An diesen Zahlen zeigt sich einmal mehr, dass sich im derzeitigen Bildungssystem der Bundesrepublik Deutschland etwas tun muss. Wenn Potenziale junger Menschen gehoben werden sollen, dürfen Zahlen wie diese nicht ohne Konsequenzen bleiben. Insofern ist das Startchancenprogramm des Bundes als dringend notwendig einzuschätzen. Was es braucht, ist mehr und passgenauere Hilfe für Schülerinnen und Schüler durch Stärkung der Entscheidungskompetenzen der Schulen vor Ort. Es ist nun an den Bundesländern, die sich bietende Chance zu ergreifen.

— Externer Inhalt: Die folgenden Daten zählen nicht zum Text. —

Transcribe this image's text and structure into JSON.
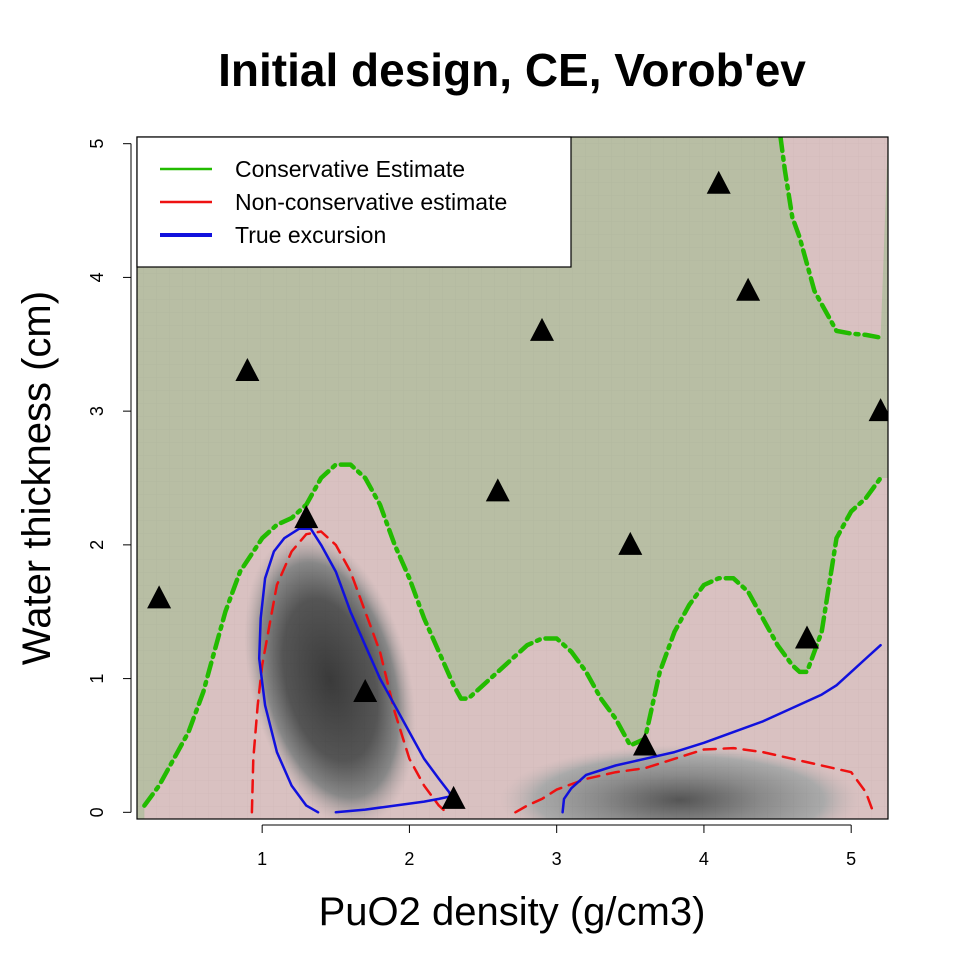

Nur eine gute Ausbildung eröffnet den Menschen, gleich ob hier Geborenen oder Zugewanderten, Lebenschancen.

Ruf nach einer „Bildungswende“,

Auch die von Bundesbildungsministerin Stark-Watzinger geplante Verankerung des Feststellungsverfahrens im Berufsbildungsvalidierungs- und –digitalisierungsgesetz ist ein richtiger Schritt, um dieser problematischen Entwicklung entgegenzuwirken. Hinter dem etwas sperrigen Begriff verbirgt sich die Möglichkeit, dass Personen ohne formale Qualifikation unter bestimmten Umständen auf Antrag ihre Kompetenzen und beruflichen Handlungsfähigkeiten bewerten lassen können - etwa von der zuständigen Handwerkskammer. Bestenfalls kann somit die Tür einer weiteren Qualifizierung als sog. Feststellungsabsolvent geöffnet werden.

Die jetzt zutage tretenden Ergebnisse sind nicht zuletzt das Ergebnis eines über Jahre vernachlässigten Bildungssystems. Der Ruf nach einer „Bildungswende“, der langfristigen Grundlage für Fortschritt und Wohlstand, muss deshalb in den Kanon der „Wirtschaftswende“ aufgenommen werden. Denn Bildung braucht Zeit - und die ist knapp.